The bitterness had continued throughout high school and into their adult lives. During the years Noah and I were dating, he and Boone had pretended to get along. But the minute Noah betrayed me, Boone's true feelings reemerged. And from then on, he'd never bothered to hide his contempt for the good doctor.

Now that Noah and I had reconciled and were going out again, I knew that both he and Boone were trying for a détente in their hostilities, but I was suspicious about their new friendliness. Did it have anything to do with a certain ex–U.S. Marshal named Jake Del Vecchio, the other man I was seeing? Or the woman he had brought back to Shadow Bend after his last case?

Both Boone and Poppy believed that I was crazy to tolerate Jake's ex-wife, Meg, living with him and his uncle Tony on the Del Vecchio ranch. Privately, I thought I was a little deranged, too, but it was hard to fault Jake for rescuing Meg from a psychiatric facility. She was nearly catatonic, and had been that way since being kidnapped by a serial killer. She had been held captive by the psycho for months, and he had threatened to carve her into a human statue.

According to Jake, Meg had no family and few friends. Her doctors had said that there was nothing physically wrong with her, but she needed rest and time to recover emotionally from the trauma. If Jake hadn't brought her to the ranch with him, she would have had to go into a nursing home, where, with no one to make sure the staff was treating her okay, she would have been at the mercy of strangers.

The irony didn't escape me that while I had convinced Noah and Jake to tolerate me dating both of them, Jake was now living with his ex-wife. I hated irony.

Having learned early not to put the key to my happiness in someone else's pocket, I pushed aside my messed-up love life and refocused on Boone and Noah. Both men were now looking at me. What were they up to?

I sure wished Poppy were here. Few secrets ever remained hidden from her. Considering that her club was the most popular watering hole in the area, she was up on all the gossip. And if that didn't work, she had listening devices concealed by nearly every table.

Poppy liked to be aware of what was being discussed in her bar. She never shared the information with anyone except occasionally Boone and me, but she enjoyed the power of knowing facts others didn't. She had serious control issues—a gift from her father. Chief Kincaid made a drill sergeant seem like a laid-back surfer dude.
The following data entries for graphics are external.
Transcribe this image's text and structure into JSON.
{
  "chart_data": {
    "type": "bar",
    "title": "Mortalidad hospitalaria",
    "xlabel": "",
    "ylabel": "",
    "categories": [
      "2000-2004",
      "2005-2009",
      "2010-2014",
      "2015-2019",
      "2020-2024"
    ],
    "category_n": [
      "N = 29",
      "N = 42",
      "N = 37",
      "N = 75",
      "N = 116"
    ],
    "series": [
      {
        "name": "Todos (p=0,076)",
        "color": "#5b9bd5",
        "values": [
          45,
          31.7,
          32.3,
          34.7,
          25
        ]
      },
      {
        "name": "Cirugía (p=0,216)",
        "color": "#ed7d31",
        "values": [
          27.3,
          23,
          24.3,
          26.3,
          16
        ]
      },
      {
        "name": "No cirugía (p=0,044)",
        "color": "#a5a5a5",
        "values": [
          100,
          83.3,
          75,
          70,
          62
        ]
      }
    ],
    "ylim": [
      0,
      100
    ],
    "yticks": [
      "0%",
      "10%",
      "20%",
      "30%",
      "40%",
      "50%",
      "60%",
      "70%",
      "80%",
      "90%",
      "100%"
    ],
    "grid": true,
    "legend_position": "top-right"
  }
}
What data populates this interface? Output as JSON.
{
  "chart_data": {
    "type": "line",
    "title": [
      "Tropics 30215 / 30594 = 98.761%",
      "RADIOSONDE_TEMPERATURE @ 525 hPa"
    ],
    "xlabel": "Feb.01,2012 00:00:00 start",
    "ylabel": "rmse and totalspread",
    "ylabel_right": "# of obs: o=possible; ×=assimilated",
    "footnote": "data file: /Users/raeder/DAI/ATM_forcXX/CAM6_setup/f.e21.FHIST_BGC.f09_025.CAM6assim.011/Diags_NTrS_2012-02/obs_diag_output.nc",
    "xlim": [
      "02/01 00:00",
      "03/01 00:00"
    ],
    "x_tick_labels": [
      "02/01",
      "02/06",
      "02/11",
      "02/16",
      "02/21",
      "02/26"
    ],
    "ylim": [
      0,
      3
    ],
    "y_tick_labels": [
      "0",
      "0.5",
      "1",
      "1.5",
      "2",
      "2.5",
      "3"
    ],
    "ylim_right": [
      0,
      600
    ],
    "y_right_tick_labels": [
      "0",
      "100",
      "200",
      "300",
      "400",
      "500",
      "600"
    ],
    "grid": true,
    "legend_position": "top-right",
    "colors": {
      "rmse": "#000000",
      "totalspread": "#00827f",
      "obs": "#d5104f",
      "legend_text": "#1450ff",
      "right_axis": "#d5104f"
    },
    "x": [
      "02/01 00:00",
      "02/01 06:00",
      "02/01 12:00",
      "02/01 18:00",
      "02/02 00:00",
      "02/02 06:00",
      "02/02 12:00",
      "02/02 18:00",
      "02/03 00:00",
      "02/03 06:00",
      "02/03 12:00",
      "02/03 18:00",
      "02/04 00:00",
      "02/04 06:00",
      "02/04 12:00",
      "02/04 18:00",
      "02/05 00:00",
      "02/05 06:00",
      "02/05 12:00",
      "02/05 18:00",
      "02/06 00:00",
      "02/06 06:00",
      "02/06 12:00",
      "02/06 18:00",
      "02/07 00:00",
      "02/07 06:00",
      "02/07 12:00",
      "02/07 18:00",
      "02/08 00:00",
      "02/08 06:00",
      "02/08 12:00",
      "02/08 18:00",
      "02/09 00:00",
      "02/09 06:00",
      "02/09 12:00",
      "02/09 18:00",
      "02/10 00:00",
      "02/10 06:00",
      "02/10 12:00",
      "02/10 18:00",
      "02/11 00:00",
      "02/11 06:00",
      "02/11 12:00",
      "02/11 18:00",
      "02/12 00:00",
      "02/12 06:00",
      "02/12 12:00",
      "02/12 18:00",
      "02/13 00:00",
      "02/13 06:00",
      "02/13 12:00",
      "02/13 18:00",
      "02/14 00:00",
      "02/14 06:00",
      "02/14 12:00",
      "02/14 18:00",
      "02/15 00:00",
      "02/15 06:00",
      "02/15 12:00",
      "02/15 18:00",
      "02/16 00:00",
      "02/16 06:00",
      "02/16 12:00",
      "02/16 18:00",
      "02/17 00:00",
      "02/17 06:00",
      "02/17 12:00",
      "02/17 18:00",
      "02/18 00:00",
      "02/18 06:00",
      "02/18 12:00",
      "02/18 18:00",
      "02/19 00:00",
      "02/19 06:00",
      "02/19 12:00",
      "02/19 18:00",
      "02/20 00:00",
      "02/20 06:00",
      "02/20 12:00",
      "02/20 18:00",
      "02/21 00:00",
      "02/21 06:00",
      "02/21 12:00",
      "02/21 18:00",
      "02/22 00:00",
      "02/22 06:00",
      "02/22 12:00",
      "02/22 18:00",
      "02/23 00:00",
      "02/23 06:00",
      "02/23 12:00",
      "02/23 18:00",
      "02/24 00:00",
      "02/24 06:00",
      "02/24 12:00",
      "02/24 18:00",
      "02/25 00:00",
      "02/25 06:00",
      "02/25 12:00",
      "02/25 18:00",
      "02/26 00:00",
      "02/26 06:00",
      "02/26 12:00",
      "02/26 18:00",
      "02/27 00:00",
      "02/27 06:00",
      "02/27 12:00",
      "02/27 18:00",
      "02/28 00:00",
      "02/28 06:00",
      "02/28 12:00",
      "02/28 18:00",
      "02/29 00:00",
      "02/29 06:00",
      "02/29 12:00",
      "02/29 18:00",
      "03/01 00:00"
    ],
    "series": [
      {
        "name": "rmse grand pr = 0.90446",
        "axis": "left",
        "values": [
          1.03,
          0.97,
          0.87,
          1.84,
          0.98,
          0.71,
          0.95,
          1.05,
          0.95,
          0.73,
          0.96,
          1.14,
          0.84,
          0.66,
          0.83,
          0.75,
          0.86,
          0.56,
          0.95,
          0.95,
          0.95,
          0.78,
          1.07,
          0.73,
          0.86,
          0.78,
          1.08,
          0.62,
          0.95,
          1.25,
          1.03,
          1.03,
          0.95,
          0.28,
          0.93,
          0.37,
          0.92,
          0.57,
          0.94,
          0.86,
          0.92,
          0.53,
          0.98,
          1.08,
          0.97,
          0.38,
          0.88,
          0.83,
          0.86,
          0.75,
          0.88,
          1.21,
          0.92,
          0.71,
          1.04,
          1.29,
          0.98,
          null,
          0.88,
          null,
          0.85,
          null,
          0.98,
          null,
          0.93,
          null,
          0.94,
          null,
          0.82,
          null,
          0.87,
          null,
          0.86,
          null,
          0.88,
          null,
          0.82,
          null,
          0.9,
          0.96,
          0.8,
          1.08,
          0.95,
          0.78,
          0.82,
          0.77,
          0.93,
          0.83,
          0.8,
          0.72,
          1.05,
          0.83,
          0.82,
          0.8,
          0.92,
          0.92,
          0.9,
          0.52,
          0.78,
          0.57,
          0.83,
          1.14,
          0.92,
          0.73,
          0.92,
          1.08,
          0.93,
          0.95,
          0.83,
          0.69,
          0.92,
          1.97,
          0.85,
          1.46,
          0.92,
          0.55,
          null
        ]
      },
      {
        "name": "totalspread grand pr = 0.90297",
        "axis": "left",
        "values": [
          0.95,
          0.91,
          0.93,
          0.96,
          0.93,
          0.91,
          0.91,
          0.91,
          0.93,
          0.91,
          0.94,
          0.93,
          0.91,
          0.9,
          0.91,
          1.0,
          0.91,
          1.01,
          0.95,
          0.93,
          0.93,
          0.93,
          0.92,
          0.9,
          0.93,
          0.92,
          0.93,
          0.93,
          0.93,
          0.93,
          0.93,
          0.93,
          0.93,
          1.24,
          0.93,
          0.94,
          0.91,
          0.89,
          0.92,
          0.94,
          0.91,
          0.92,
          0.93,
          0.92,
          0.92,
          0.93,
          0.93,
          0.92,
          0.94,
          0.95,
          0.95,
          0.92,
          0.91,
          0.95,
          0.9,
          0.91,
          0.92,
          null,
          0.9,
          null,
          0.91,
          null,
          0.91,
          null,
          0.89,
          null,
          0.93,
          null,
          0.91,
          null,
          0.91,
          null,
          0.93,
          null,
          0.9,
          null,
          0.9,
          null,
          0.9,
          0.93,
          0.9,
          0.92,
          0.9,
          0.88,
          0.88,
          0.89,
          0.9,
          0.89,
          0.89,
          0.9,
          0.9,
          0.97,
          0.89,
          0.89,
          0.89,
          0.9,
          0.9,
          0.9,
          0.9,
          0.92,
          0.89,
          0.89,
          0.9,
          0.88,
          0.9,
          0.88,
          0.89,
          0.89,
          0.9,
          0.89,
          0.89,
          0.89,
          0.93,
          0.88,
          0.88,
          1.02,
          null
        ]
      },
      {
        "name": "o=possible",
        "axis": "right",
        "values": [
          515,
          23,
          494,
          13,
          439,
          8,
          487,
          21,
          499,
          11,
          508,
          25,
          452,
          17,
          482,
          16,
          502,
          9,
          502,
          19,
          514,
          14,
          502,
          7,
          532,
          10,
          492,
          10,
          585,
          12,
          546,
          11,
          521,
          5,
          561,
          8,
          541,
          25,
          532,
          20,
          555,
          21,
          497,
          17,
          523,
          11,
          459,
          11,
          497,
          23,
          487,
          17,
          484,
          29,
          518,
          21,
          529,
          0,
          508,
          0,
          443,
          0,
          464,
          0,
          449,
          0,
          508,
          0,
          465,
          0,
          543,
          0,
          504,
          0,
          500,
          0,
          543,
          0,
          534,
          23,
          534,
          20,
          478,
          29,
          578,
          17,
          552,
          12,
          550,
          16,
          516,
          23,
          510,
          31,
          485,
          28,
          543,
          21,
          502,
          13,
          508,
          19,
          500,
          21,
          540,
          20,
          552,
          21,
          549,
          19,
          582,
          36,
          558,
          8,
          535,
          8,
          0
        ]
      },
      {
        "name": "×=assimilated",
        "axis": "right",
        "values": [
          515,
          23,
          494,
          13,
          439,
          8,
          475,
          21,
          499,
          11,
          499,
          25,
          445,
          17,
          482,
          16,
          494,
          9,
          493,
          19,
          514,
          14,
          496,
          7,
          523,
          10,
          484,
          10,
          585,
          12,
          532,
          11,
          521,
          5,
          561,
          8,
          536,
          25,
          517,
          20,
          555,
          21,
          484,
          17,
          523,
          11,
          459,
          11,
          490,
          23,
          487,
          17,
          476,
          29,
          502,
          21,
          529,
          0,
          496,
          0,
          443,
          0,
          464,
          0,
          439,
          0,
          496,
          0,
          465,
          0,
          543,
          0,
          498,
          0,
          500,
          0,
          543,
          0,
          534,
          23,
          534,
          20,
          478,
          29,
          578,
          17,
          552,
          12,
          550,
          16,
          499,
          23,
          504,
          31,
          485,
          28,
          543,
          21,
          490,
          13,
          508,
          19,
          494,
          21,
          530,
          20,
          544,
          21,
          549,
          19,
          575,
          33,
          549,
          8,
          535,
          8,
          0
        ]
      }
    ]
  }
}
Digging my cell from my purse, I sent Poppy a quick text. She was probably too busy making sure the Brothers of Revolution didn't turn her tables into kindling or send one another to the emergency
room to answer, but I was bored, so it was worth a shot.

While I had my phone out, I noticed a message that I'd missed from Jake. After I was finished with the meeting, he was supposed to come over to my house for pizza and a movie, but he was canceling. Meg was having some sort of crisis and he couldn't leave her alone.

Looking heavenward, I muttered, “Lord, give me patience.”

I would have prayed for strength, but then I'd have to ask God for bail money, too, because I was beginning to wonder if Meg was less incapacitated than she was pretending to be. And if she was faking, I might not be able to control my impulse to slap her silly.

Maybe I was being unreasonable, but Meg seemed to have an emergency whenever Jake and I had a date planned. Was it possible she was trying to break us up and get her ex-husband back into her clutches? And if so, other than challenge her to a duel, what could I do about it?